Radiation synthesis of a new amidoximated UHMWPE fibrous adsorbent with high adsorption selectivity for uranium over vanadium in simulated seawater

A new kind of highly efficient adsorbent material has been fabricated in this study for the purpose of extracting uranium from seawater. Ultra-high molecular weight polyethylene (UHMWPE) fiber was used as a trunk material for the adsorbent, which was prepared by a series of modification reactions, as follows: (1) grafting of glycidyl methacrylate (GMA) and methyl acrylate (MA) onto UHMWPE fibers via 60Co γ-ray pre-irradiation; (2) aminolyzation of UHMWPE fiber by the ring-opening reaction between of epoxy groups PGMA and ethylene diamine (EDA); (3) Michael addition of amino groups with acrylonitrile (AN) to yield nitrile groups; (4) amidoximation of the attached nitrile moieties by hydroxylamine in dimethyl sulfoxide–water mixture. Modified UHMWPE fibers were characterized by means of attenuated total reflectance-Fourier transformed infrared spectroscopy (ATR-FTIR), thermogravimetric analysis (TGA) and scanning electron microscopy (SEM) to confirm the attachment of amidoxime (AO) groups onto the UHMWPE fibers.

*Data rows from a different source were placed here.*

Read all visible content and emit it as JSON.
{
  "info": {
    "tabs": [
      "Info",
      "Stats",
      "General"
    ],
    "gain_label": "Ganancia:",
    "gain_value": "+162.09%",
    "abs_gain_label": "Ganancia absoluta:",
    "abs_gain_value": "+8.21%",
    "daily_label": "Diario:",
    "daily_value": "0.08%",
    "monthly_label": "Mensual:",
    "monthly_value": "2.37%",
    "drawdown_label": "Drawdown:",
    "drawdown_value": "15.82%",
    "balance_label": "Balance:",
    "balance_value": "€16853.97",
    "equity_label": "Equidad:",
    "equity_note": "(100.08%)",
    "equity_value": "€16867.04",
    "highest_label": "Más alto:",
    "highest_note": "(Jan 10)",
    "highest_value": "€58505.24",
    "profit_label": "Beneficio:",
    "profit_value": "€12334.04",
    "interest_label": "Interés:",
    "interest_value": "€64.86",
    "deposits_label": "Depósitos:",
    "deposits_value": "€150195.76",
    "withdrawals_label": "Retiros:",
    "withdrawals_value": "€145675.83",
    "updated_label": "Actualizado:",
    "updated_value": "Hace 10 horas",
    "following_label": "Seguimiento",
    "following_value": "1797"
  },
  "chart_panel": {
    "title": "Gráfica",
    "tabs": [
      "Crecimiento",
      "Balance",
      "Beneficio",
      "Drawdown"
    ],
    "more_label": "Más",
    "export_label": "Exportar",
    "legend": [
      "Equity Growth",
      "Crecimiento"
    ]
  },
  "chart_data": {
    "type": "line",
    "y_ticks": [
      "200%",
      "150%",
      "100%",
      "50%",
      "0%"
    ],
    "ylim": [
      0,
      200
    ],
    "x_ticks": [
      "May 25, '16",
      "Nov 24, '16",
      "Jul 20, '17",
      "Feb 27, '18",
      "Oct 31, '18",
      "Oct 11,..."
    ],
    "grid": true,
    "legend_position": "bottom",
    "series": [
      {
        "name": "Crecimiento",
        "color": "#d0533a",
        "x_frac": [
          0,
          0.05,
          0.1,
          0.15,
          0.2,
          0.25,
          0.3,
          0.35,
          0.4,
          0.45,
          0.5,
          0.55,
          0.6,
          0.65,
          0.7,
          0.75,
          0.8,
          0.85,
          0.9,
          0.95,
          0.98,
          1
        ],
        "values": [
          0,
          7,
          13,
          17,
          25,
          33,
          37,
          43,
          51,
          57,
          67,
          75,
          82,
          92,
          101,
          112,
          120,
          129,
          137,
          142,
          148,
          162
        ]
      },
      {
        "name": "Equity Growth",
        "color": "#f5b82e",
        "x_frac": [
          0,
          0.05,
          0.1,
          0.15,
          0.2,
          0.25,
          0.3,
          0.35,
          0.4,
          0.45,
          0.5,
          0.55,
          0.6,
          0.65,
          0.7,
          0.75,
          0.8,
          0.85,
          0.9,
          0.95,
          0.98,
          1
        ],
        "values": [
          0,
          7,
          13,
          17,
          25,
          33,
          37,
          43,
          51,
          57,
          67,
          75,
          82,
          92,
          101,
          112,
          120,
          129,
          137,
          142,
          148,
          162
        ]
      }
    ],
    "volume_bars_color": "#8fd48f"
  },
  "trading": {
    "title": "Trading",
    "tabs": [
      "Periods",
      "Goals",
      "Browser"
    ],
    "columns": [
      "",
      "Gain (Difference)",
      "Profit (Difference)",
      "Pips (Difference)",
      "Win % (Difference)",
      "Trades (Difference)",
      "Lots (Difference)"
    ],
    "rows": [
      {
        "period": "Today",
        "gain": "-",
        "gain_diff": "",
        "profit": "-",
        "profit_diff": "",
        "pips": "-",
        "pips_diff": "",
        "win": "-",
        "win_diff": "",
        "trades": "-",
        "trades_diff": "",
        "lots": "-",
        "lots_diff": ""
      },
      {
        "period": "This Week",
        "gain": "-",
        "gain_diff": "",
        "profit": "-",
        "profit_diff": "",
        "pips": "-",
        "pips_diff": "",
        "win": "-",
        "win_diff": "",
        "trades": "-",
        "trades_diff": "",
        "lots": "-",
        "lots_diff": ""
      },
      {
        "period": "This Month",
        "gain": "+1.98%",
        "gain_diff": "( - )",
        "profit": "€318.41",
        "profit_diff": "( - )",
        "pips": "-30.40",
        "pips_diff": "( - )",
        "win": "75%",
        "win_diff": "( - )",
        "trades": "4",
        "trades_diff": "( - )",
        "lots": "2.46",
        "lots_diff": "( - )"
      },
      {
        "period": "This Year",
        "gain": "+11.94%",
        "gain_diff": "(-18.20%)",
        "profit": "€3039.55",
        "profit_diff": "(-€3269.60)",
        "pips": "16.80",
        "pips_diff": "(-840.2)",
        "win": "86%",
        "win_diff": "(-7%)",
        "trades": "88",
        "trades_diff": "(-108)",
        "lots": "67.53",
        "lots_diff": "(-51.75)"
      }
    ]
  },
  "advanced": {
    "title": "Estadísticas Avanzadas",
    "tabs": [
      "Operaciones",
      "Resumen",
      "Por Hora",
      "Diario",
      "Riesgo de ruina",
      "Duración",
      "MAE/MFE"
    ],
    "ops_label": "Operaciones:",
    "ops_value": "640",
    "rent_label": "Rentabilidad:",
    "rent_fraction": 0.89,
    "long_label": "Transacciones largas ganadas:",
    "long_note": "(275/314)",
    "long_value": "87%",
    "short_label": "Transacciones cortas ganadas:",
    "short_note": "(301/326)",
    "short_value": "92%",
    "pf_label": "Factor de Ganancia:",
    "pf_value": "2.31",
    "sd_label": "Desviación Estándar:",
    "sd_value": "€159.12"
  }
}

The results of X-ray diffraction (XRD) and single fiber tensile strength verified that the modified UHMWPE fiber retained excellent mechanical properties at a low absorbed radiation dose. The adsorption performance of the UHMWPE fibrous adsorbent was evaluated by subjecting it to an adsorption test in simulated seawater using a continuous-flow mode. The amount of uranium adsorbed by this AO-based UHMWPE fibrous adsorbent was 1.97 mg-U/g after 42 days. This new adsorbent also showed high selectivity for the uranyl ion, and its selectivity for metal ions was found to decrease in the following order: U>Cu>Fe>Ca>Mg>Ni>Zn>Pb>V>Co. The adsorption selectivity for uranium is significantly higher than that for vanadium. In addition, preparation of this modified adsorbent consumes much smaller amounts of the toxic acrylonitrile monomer than the conventional preparation methods of AO-based polyethylene fibers.